Currently, out store purchases only entire albums from labels. Customers can then buy any track from an album, or they can buy the whole album by adding all the tracks from an album to their order. To reduce our expenses, we are considering buying only select tracks instead of entire albums. This might drive away customers looking to buy an entire album.
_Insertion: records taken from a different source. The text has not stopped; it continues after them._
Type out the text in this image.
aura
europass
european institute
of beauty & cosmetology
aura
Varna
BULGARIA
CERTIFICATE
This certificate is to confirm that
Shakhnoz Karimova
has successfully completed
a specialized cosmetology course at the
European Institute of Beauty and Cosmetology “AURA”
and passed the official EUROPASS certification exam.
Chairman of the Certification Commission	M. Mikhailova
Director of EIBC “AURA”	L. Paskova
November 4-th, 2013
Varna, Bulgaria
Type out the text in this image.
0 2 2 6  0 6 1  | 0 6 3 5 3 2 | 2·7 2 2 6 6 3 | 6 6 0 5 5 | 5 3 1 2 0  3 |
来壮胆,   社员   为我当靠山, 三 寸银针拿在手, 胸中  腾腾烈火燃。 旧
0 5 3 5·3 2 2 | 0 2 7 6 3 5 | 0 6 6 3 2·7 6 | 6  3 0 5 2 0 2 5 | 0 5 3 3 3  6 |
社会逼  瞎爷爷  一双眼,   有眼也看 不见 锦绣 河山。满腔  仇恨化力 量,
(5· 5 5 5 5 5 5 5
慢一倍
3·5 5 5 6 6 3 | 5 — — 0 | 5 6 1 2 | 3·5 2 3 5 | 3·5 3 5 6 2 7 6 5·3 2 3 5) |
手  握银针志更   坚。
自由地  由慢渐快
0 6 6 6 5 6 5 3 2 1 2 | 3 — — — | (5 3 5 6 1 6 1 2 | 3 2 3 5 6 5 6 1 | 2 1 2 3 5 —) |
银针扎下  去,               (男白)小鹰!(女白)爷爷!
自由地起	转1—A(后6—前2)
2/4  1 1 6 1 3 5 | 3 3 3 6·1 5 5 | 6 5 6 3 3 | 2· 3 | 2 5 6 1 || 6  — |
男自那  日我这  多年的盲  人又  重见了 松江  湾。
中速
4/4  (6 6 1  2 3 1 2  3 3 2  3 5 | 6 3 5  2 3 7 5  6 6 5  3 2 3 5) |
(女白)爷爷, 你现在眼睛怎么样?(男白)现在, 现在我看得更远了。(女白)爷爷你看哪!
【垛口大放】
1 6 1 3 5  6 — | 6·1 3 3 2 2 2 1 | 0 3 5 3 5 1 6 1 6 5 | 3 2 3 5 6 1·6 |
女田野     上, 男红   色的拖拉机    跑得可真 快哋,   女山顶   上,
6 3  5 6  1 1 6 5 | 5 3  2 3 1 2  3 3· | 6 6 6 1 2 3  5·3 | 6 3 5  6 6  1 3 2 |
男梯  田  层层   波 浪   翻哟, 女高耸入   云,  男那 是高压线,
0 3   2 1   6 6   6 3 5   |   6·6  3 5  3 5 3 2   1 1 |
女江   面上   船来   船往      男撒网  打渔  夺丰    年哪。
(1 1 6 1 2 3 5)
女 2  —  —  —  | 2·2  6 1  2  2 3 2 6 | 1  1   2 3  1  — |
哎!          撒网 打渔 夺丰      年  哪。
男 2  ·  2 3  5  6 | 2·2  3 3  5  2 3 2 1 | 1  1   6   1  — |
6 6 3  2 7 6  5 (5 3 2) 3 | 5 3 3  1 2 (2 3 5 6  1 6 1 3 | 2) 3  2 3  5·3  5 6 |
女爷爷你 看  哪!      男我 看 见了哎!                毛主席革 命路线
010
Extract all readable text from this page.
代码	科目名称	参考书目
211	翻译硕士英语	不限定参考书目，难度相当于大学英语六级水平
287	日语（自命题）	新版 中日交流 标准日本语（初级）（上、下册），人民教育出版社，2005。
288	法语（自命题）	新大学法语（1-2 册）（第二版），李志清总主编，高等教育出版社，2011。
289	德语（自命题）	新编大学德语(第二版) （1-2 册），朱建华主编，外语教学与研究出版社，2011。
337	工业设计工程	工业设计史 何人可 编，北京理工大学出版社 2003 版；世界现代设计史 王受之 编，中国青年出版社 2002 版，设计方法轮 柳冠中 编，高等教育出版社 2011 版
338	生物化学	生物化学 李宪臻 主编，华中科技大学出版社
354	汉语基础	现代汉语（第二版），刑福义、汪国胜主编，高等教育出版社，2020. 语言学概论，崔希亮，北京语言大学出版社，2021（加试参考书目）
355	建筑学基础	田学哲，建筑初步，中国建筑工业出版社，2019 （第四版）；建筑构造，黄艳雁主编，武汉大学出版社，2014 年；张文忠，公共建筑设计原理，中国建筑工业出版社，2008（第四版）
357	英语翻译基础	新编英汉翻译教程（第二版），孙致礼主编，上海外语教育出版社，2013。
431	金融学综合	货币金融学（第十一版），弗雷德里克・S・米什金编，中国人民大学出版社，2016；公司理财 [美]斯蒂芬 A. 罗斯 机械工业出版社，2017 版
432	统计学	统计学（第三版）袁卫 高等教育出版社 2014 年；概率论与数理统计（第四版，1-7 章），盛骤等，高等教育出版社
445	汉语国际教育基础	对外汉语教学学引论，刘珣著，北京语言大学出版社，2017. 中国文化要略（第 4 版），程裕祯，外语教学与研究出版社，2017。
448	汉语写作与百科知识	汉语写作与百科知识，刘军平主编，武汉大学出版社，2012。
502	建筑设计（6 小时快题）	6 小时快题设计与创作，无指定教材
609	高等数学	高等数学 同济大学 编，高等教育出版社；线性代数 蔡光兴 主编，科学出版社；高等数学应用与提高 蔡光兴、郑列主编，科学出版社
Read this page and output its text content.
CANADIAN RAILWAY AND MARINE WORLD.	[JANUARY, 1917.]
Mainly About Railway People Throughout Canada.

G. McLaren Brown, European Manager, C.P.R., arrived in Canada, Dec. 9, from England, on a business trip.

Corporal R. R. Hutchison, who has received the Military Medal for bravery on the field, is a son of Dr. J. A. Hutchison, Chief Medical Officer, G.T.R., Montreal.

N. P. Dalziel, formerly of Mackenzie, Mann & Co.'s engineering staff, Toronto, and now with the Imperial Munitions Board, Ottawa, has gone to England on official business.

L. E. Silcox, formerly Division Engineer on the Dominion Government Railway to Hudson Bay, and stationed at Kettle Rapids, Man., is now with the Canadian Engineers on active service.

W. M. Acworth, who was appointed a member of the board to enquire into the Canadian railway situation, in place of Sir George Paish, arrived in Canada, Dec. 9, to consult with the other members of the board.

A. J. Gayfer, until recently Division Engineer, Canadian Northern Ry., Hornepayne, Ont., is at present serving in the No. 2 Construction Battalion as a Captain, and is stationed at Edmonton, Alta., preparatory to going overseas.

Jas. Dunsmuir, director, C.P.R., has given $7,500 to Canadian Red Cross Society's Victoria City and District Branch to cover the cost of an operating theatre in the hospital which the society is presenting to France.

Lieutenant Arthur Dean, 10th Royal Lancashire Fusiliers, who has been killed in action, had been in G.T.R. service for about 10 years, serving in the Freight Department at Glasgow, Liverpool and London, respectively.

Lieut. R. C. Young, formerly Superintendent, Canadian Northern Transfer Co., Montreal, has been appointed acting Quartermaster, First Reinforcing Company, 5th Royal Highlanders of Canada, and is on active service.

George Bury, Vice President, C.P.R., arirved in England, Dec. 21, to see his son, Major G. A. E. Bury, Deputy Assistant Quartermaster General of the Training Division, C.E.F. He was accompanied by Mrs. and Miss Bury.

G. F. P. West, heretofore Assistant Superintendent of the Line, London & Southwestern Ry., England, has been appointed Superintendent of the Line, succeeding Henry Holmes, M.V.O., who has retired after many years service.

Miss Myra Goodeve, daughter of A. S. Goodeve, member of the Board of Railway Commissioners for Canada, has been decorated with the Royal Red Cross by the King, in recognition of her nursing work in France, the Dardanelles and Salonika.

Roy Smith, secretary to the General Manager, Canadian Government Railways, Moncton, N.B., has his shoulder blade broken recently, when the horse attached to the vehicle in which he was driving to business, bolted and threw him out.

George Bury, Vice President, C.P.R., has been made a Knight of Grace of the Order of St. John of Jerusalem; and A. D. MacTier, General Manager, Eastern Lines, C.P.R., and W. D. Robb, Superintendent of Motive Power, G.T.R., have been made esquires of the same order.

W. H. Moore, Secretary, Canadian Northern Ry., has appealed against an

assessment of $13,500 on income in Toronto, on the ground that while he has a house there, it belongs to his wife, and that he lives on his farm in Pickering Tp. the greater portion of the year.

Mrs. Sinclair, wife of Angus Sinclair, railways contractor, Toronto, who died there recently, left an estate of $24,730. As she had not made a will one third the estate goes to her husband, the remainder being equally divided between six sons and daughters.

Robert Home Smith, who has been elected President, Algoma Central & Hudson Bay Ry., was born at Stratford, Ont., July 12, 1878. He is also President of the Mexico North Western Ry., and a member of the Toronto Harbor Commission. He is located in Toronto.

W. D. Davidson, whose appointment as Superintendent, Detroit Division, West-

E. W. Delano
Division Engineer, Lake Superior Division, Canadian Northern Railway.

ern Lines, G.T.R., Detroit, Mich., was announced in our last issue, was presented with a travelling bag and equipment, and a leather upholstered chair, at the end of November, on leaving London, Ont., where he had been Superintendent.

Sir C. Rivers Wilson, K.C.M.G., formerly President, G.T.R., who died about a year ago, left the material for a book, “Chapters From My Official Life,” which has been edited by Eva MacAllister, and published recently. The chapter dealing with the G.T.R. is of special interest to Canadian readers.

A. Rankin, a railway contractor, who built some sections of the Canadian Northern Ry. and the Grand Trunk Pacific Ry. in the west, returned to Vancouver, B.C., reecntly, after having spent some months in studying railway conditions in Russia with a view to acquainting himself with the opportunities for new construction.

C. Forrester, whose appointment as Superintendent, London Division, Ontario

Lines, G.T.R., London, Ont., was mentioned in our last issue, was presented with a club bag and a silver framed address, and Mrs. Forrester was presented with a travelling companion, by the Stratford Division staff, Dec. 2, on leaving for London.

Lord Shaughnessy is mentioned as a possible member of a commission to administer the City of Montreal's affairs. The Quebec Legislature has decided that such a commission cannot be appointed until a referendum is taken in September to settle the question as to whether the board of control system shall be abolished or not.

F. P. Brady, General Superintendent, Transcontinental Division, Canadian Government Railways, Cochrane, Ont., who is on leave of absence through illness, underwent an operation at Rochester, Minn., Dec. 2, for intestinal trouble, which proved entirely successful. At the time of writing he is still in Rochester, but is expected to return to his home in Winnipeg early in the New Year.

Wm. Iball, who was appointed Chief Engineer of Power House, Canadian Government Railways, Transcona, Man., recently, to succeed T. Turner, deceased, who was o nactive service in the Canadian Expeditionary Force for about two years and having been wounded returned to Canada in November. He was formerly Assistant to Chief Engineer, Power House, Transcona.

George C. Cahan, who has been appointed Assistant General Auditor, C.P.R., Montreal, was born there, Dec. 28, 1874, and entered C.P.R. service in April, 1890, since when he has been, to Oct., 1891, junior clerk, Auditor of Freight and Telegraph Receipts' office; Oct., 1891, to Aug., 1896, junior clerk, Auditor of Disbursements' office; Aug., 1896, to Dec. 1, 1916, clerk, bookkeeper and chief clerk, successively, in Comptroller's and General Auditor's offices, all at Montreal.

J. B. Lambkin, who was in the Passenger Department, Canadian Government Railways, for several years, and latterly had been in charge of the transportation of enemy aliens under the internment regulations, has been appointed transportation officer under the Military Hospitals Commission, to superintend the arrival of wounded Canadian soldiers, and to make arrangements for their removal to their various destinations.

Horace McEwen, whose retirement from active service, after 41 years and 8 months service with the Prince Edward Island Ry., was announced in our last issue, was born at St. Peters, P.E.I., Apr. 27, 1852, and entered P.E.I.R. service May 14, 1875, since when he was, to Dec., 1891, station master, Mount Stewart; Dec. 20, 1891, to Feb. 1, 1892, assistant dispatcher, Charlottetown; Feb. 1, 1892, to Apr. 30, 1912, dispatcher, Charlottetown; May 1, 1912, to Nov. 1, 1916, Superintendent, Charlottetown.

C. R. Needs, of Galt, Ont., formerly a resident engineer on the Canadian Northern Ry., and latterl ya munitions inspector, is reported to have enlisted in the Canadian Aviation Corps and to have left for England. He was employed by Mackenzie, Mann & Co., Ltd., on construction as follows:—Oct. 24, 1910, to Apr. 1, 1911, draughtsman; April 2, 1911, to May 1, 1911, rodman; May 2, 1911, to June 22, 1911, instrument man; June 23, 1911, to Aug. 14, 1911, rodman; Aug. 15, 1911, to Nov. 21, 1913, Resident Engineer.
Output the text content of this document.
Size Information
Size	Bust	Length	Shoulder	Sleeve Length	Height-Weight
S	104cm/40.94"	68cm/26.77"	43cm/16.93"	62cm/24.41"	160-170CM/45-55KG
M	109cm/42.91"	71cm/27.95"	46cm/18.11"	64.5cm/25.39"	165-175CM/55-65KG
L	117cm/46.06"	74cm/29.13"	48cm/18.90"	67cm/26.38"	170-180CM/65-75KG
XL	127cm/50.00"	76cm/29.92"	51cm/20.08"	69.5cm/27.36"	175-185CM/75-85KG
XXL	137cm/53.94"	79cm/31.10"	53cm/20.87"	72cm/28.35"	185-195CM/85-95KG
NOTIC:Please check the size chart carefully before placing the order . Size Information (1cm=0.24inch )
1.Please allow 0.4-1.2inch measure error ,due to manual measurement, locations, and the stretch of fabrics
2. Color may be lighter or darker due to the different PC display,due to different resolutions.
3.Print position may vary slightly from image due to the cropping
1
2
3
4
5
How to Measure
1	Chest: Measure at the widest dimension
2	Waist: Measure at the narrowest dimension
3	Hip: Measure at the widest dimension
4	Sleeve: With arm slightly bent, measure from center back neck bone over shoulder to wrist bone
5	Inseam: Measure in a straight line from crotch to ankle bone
To get an idea of the impact such a change could have, we will see how many of our orders actually contain an entire album. 

In [6]:
%%sql 

WITH invoice_line_album AS
    (
    SELECT
        il.invoice_id,
        il.track_id 'track_ila',
        t.album_id 'album_ila'
    FROM invoice_line il
    LEFT JOIN track t
    ON t.track_id = il.track_id
    ),
    whole_album AS
    (
    SELECT
        invoice_id, 
        CASE
            WHEN 
                (
                    SELECT track_ila 
                    FROM invoice_line_album ila2
                    WHERE invoice_id = ila.invoice_id
                    EXCEPT
                    SELECT track_id
                    FROM track
                    WHERE album_id = ila.album_ila
                ) IS NULL
                AND 
                (
                    SELECT track_id
                    FROM track
                    WHERE album_id = ila.album_ila
                    EXCEPT
                    SELECT track_ila 
                    FROM invoice_line_album ila2
                    WHERE invoice_id = ila.invoice_id
                ) IS NULL
                THEN 1
            ELSE 0
        END 'whole_album'
    FROM invoice_line_album ila
    GROUP BY 1
    )

SELECT
    COUNT(*) 'total_orders',
    SUM(whole_album) 'whole_album_purchases',
    ROUND((CAST(SUM(whole_album) AS float) / CAST(COUNT(*) AS FLOAT)), 2) 'whole_album_orders'
FROM whole_album

 * sqlite:///chinook.db
Done.


total_orders,whole_album_purchases,whole_album_orders
614,114,0.19


Our analysis shows that about 19% of our orders are purchases of an entire album. This would suggest that switching to offering only select songs could be a good idea.